Quincy University freshman swimmer Wyatt Walsh won the 400-yard individual medley at the Great Lakes Valley Conference championships. | Photo courtesy QU Athletics

QU revived its women’s swimming program and added men’s swimming as an intercollegiate sport this school year. It originally launched a women’s swimming program in 2016 but suspended it in 2017 due to the school’s financial challenges and personnel changes.

The men’s team originally had 12 swimmers but lost two in August before school began, and a third was not eligible.

This season’s roster is comprised of eight freshmen and two sophomores and has a definite international flavor, representing four continents and seven countries. Two swimmers are from Argentina, with one each from the United Kingdom, Tanzania, Croatia and South Africa.

Walsh is from the United Kingdom.

“College swimming isn’t really a thing anywhere except America,” Christiansen explained. “Most of the American top talent seems to go D1. Division II tends to be very international.”

The Great Lakes Valley Conference is considered one of the best in swimming in the country. The QU men’s team finished eighth out of 10 teams in the GLVC this season, ahead of Maryville and Truman State, two established programs.

Christiansen already has signed five men and seven women for next season and has other verbal commitments awaiting SAT scores. He hopes to see the men’s roster grow to around 20 and the women’s roster to double to 12 for next season.

“Our goal next year is to beat one more team,” he said. “The GLVC is very good, with a lot of nationally ranked teams. If we could eventually get in the top four or five — I’m not saying win it, but to be in contention — it would be a very good goal for us.”

Christiansen, 36, came to QU in 2021 after spending three seasons as the head swimming coach at Frostburg (Md.) State University, which made the move to Division II his final year there. Both the school’s men’s and women’s teams won the Mountain East Conference championship this season.

“You’re probably wondering why I would leave that?” he asked.

Of course.

“My wife was an attorney in Springfield, Ill., and I was in Maryland,” he said. “That makes a relationship difficult. I was looking for a job in Illinois. Quincy is a small school like my alma mater (Hiram College). I believe in education. I liked the athletic director (Josh Rabe) and his vision.

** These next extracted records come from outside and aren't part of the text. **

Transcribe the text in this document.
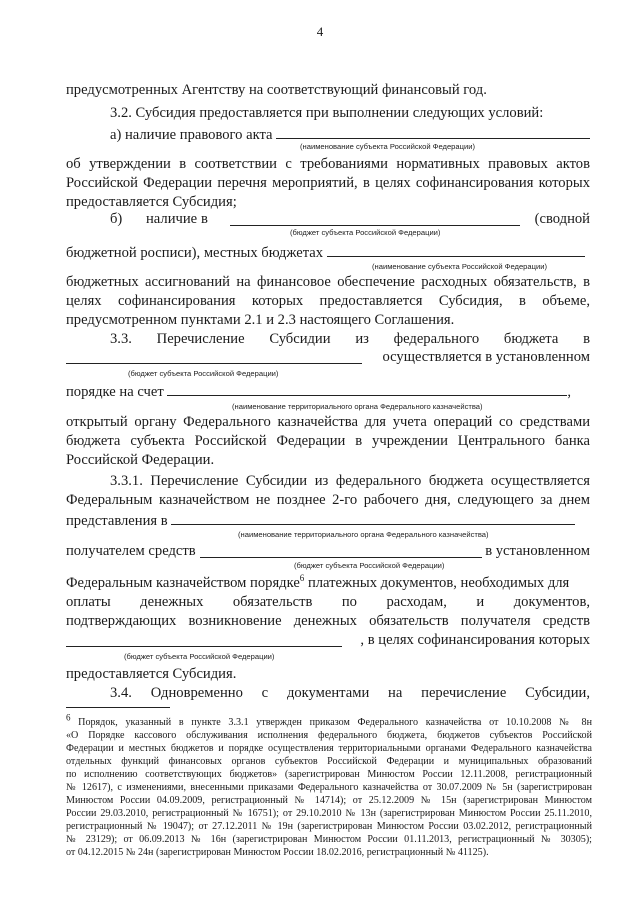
4
предусмотренных Агентству на соответствующий финансовый год.
3.2. Субсидия предоставляется при выполнении следующих условий:
а) наличие правового акта
(наименование субъекта Российской Федерации)
об утверждении в соответствии с требованиями нормативных правовых актов
Российской Федерации перечня мероприятий, в целях софинансирования которых
предоставляется Субсидия;
б) наличие в	(сводной
(бюджет субъекта Российской Федерации)
бюджетной росписи), местных бюджетах
(наименование субъекта Российской Федерации)
бюджетных ассигнований на финансовое обеспечение расходных обязательств, в
целях софинансирования которых предоставляется Субсидия, в объеме,
предусмотренном пунктами 2.1 и 2.3 настоящего Соглашения.
3.3. Перечисление Субсидии из федерального бюджета в
осуществляется в установленном
(бюджет субъекта Российской Федерации)
порядке на счет	,
(наименование территориального органа Федерального казначейства)
открытый органу Федерального казначейства для учета операций со средствами
бюджета субъекта Российской Федерации в учреждении Центрального банка
Российской Федерации.
3.3.1. Перечисление Субсидии из федерального бюджета осуществляется
Федеральным казначейством не позднее 2-го рабочего дня, следующего за днем
представления в
(наименование территориального органа Федерального казначейства)
получателем средств	в установленном
(бюджет субъекта Российской Федерации)
Федеральным казначейством порядке$^6$ платежных документов, необходимых для
оплаты денежных обязательств по расходам, и документов,
подтверждающих возникновение денежных обязательств получателя средств
, в целях софинансирования которых
(бюджет субъекта Российской Федерации)
предоставляется Субсидия.
3.4. Одновременно с документами на перечисление Субсидии,
$^6$ Порядок, указанный в пункте 3.3.1 утвержден приказом Федерального казначейства от 10.10.2008 № 8н
«О Порядке кассового обслуживания исполнения федерального бюджета, бюджетов субъектов Российской
Федерации и местных бюджетов и порядке осуществления территориальными органами Федерального казначейства
отдельных функций финансовых органов субъектов Российской Федерации и муниципальных образований
по исполнению соответствующих бюджетов» (зарегистрирован Минюстом России 12.11.2008, регистрационный
№ 12617), с изменениями, внесенными приказами Федерального казначейства от 30.07.2009 № 5н (зарегистрирован
Минюстом России 04.09.2009, регистрационный № 14714); от 25.12.2009 № 15н (зарегистрирован Минюстом
России 29.03.2010, регистрационный № 16751); от 29.10.2010 № 13н (зарегистрирован Минюстом России 25.11.2010,
регистрационный № 19047); от 27.12.2011 № 19н (зарегистрирован Минюстом России 03.02.2012, регистрационный
№ 23129); от 06.09.2013 № 16н (зарегистрирован Минюстом России 01.11.2013, регистрационный № 30305);
от 04.12.2015 № 24н (зарегистрирован Минюстом России 18.02.2016, регистрационный № 41125).
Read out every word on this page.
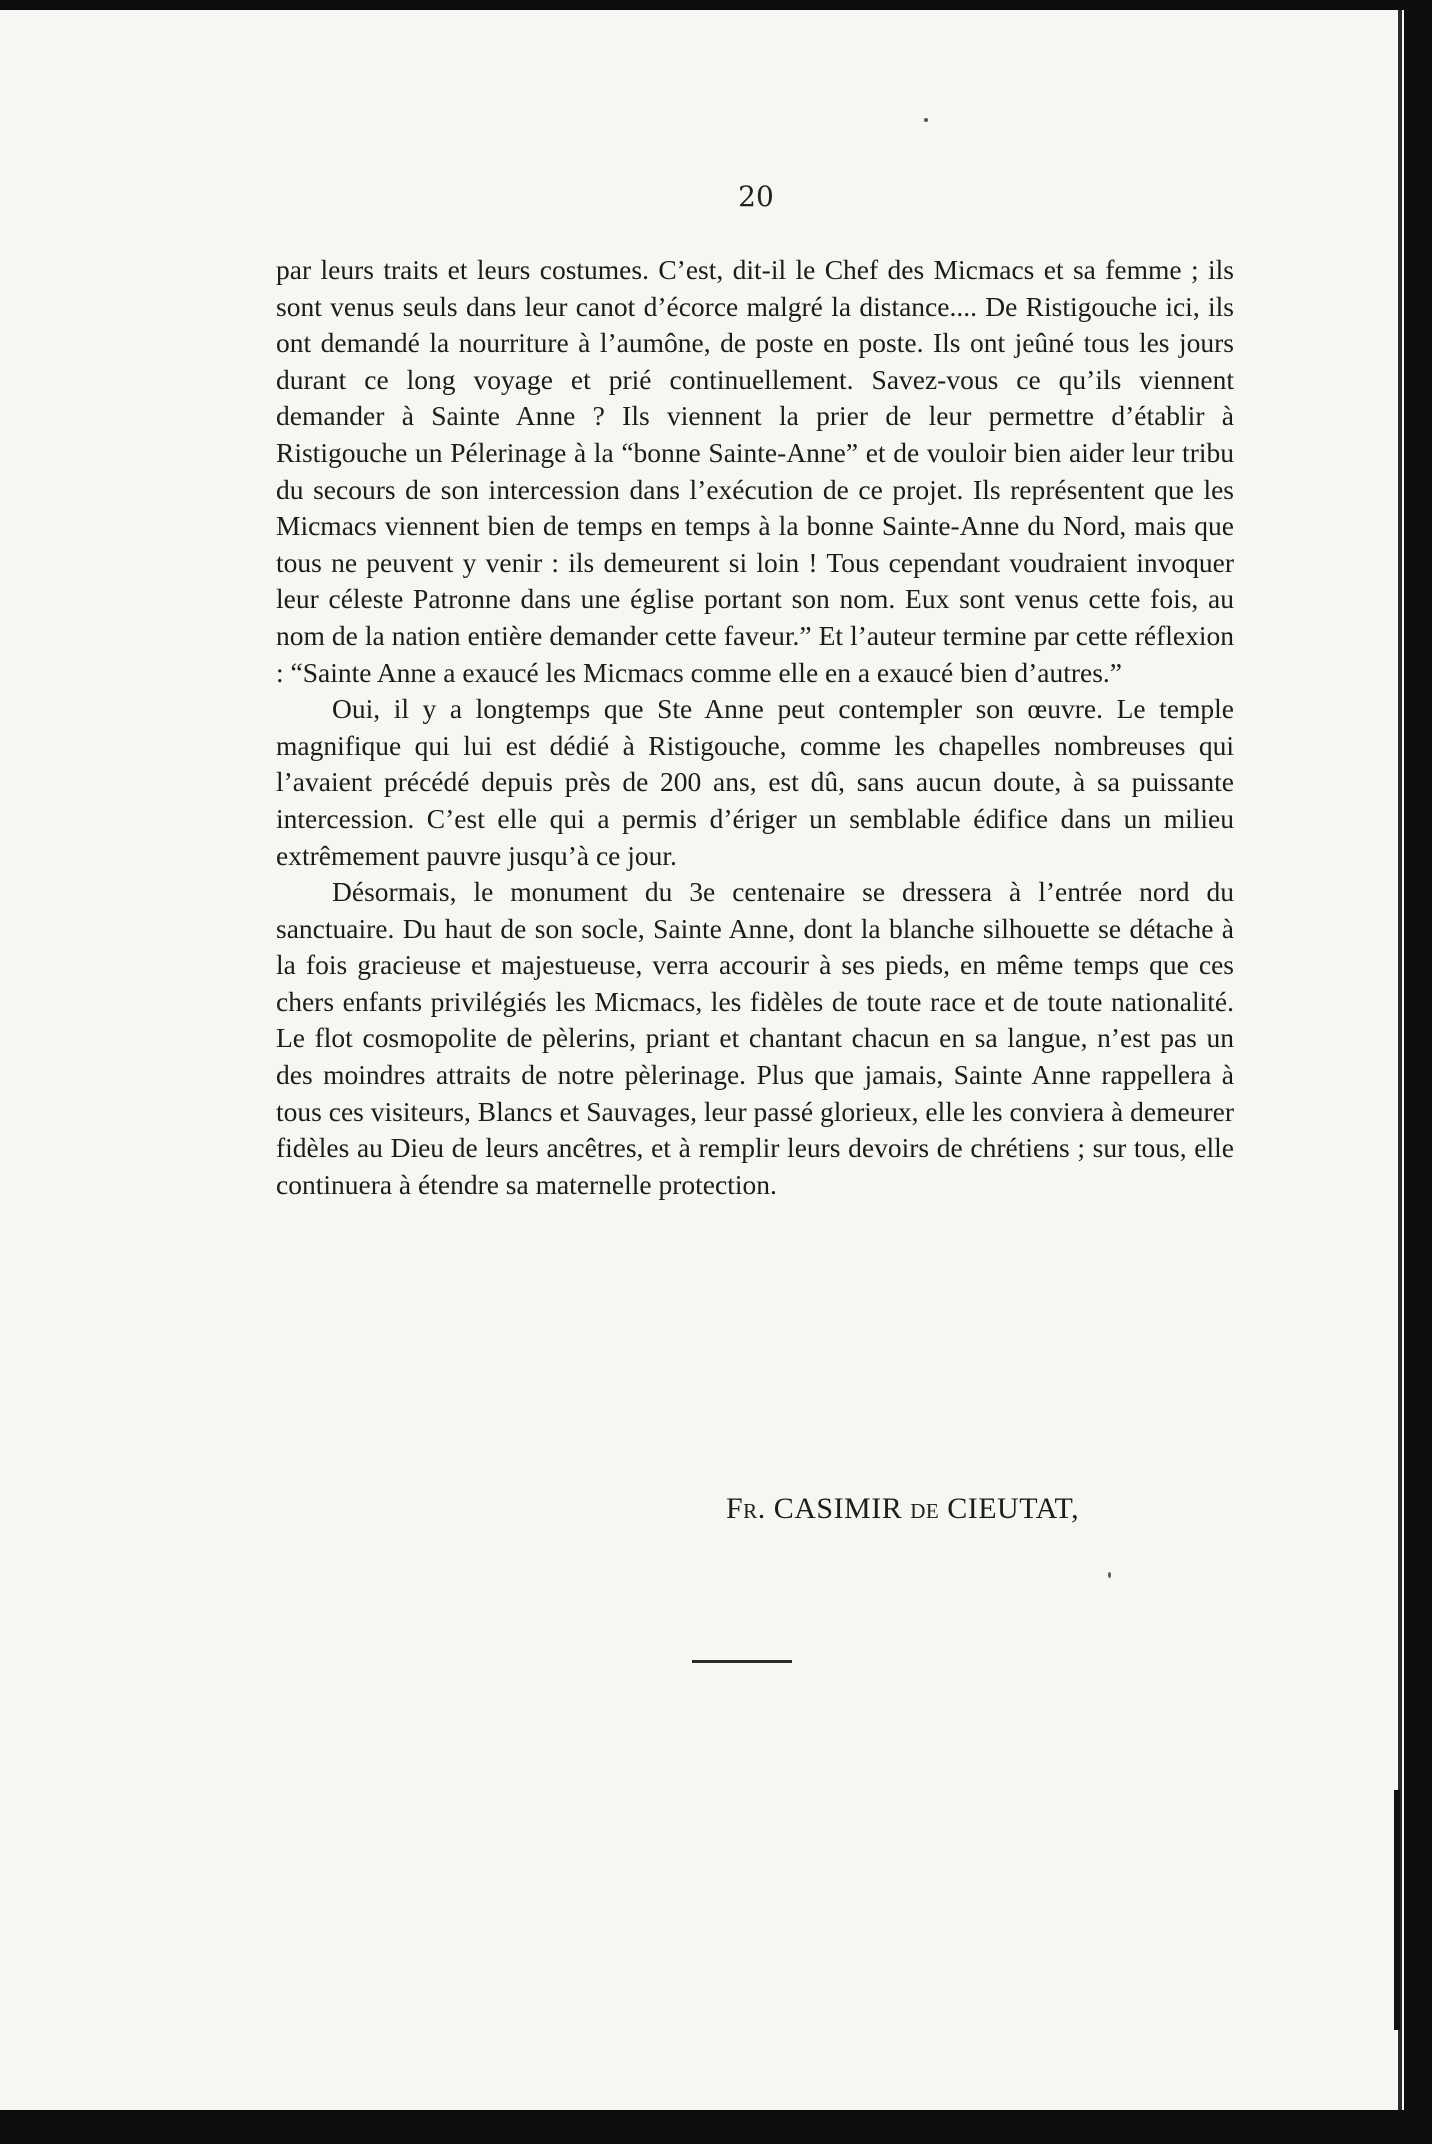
20

par leurs traits et leurs costumes. C’est, dit-il le Chef des Micmacs et sa femme ; ils sont venus seuls dans leur canot d’écorce malgré la distance.... De Ristigouche ici, ils ont demandé la nourriture à l’aumône, de poste en poste. Ils ont jeûné tous les jours durant ce long voyage et prié continuellement. Savez-vous ce qu’ils viennent demander à Sainte Anne ? Ils viennent la prier de leur permettre d’établir à Ristigouche un Pélerinage à la “bonne Sainte-Anne” et de vouloir bien aider leur tribu du secours de son intercession dans l’exécution de ce projet. Ils représentent que les Micmacs viennent bien de temps en temps à la bonne Sainte-Anne du Nord, mais que tous ne peuvent y venir : ils demeurent si loin ! Tous cependant voudraient invoquer leur céleste Patronne dans une église portant son nom. Eux sont venus cette fois, au nom de la nation entière demander cette faveur.” Et l’auteur termine par cette réflexion : “Sainte Anne a exaucé les Micmacs comme elle en a exaucé bien d’autres.”

Oui, il y a longtemps que Ste Anne peut contempler son œuvre. Le temple magnifique qui lui est dédié à Ristigouche, comme les chapelles nombreuses qui l’avaient précédé depuis près de 200 ans, est dû, sans aucun doute, à sa puissante intercession. C’est elle qui a permis d’ériger un semblable édifice dans un milieu extrêmement pauvre jusqu’à ce jour.

Désormais, le monument du 3e centenaire se dressera à l’entrée nord du sanctuaire. Du haut de son socle, Sainte Anne, dont la blanche silhouette se détache à la fois gracieuse et majestueuse, verra accourir à ses pieds, en même temps que ces chers enfants privilégiés les Micmacs, les fidèles de toute race et de toute nationalité. Le flot cosmopolite de pèlerins, priant et chantant chacun en sa langue, n’est pas un des moindres attraits de notre pèlerinage. Plus que jamais, Sainte Anne rappellera à tous ces visiteurs, Blancs et Sauvages, leur passé glorieux, elle les conviera à demeurer fidèles au Dieu de leurs ancêtres, et à remplir leurs devoirs de chrétiens ; sur tous, elle continuera à étendre sa maternelle protection.

Fr. CASIMIR de CIEUTAT,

“(Rabe) called me on a Friday and asked if we could meet. I told him, ‘Uh, I’m getting married on Sunday. Can we meet next week?’ I interviewed four or five days after we got married, I was offered the job the next week and we bought a house here two weeks later. 

“We did all the life things rather quickly.”

Now, with one season in the books, Christiansen sees QU as a program that can continue to grow along with its youthful roster.

“Every decision we make is setting a precedent,” he said. “In a more established program, if you make the wrong decision, there could be a course correction.

“We’re always looking 2-3 years down the line. We want to keep our standards high. And we want to keep the fun high, too.”

That seems like the kind of spirit the NCAA should get behind.